プログラミングにおける名前の役割は可読性の確保だけではない。目的に特化した名前によって、疎結合高凝集な設計が可能になる。設計とは「課題を解決するための構造を考えること」であり、名前もその一部として重要な設計要素である。

名前設計の原則

  • 具体的かつ意味範囲の狭い名前を選ぶ
    「金額」よりも「請求金額」「消費税額」といった特化した名前が適している。こうすることで、ロジックの分離や仕様変更への対応がしやすくなる。

  • 存在ベースより目的ベースで考える
    「ユーザー」や「人」といった存在ベースの名前ではなく、「注文者」「受取人」のような目的に基づいた命名が望ましい。

  • 関心事の分析と会話による言語化
    チームでの会話の中で意図や目的を擦り合わせることが、自然と分析につながる。実際、プロジェクト初期にこうした議論がなされないまま開発が進むと、仕様の解釈にずれが生じ、曖昧な名前が蔓延することになる。

  • ユビキタス言語の活用
    ドメインエキスパートと開発者が共通の言葉を持ち、それをコード・会話・ドキュメントで一貫して使用することが重要。とはいえ、これを維持・運用していくにはかなりの労力が必要である。

  • 利用規約の言葉を参考にする
    サービスのルールを正確に記述する利用規約は、ビジネス目的に即した名称の宝庫である。普段見逃しがちだが、一度目を通しておくと、設計にも役立つヒントが得られる。

  • 類語や表現の検討を怠らない
    意味を狭める言い換えができないか常に検討し、「なんとなく」つけた名前が妥当かどうかを問い直す姿勢が求められる。

  • 疎結合高凝集の観点から点検する
    名前が広義になって結合度が高まっていないか。関連するクラスが増えていないか。これらは設計のメンテナンス性に大きく影響する。


設計時に注意すべきリスク

  • 命名に無頓着にならない
    チーム開発において、名前の精度は全体の設計品質に直結する。命名とロジックの対応付けが曖昧になると、保守性も一気に下がる。

  • 仕様変更による意味範囲の変化
    名前の意味が変更と共に変化したら、名前自体を見直す必要がある。見直しを怠ると、異なる概念が混入し、バグの温床となる。

  • 会話に出るのにコードに存在しない名前
    重要なドメイン概念が名前として登場しないと、コードを読むだけでは理解できなくなり、属人性が高くなる。名前が存在しないロジックはクラスやメソッドに構造化するべき。

  • 形容詞で区別する状況は設計の見直しポイント
    たとえば「仮の」「確定した」など、口頭で形容詞を使って区別しているなら、それらを個別のクラスとして分けるチャンス。単なる bool やプリミティブでの管理を避け、構造で違いを表現することで理解しやすくなる。

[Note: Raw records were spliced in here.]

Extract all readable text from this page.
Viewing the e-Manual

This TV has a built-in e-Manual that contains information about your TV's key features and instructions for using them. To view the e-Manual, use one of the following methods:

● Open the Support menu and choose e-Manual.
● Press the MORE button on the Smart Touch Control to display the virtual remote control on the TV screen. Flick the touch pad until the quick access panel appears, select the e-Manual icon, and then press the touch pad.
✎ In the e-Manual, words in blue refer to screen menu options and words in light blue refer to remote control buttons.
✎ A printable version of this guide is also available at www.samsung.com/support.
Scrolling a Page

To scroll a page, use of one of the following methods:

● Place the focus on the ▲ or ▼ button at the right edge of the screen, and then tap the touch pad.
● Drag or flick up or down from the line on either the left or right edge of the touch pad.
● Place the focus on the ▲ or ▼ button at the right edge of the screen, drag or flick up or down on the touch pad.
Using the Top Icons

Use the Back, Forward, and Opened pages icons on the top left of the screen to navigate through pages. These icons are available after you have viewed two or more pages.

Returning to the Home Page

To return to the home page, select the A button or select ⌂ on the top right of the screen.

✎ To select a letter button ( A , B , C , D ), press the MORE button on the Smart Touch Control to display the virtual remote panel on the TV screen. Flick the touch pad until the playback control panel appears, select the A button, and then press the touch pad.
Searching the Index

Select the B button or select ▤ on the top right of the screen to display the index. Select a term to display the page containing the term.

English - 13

過去に悩んだ命名の問題も、本章の考え方を知ることで解像度が上がり、言語の選び方に新たな指針が見えた。特に「形容詞を避け、構造で表現する」という点は、今後の設計判断に活かしていけそうである。


意図がわからない名前のリスク

「tmp」や「cache」といった技術駆動の命名は、意図が読み取れず混乱を招く可能性がある。ただし、目的が明確に技術寄りであれば、技術的語彙も適切に活用してよい。たとえば「productListCache」など、用途と文脈が伝わる名前であれば問題ない。

また、shouldXxx() のような命名は、英語的な曖昧さに注意しつつも、意図を明確に伝える良い手段となる。文脈と一貫性を保った命名が重要だ。


まとめ

第10章は、命名に対する意識を「単なる名前付け」から「構造を支える設計行為」へとシフトさせることの重要性を強く訴えていた。名前は可読性のためだけでなく、ソフトウェアの構造や責務、ドメイン知識そのものを表現するものである。

命名をおろそかにすると、密結合やロジックの分散を招き、変更に弱いコードとなってしまう。逆に、ビジネス目的に即した具体的で特化された名前を設計することで、疎結合高凝集を実現し、開発の見通しを大きく改善できる。

現場で起きがちな「曖昧な命名」や「形容詞での説明」などにも明確な改善策が示されており、実務に直結する知見が満載だった。ドメインの深い理解とチームでの対話を通じて、名前を「設計」する文化を育てていくことが、より良い開発体験と成果につながると確信できる内容だった。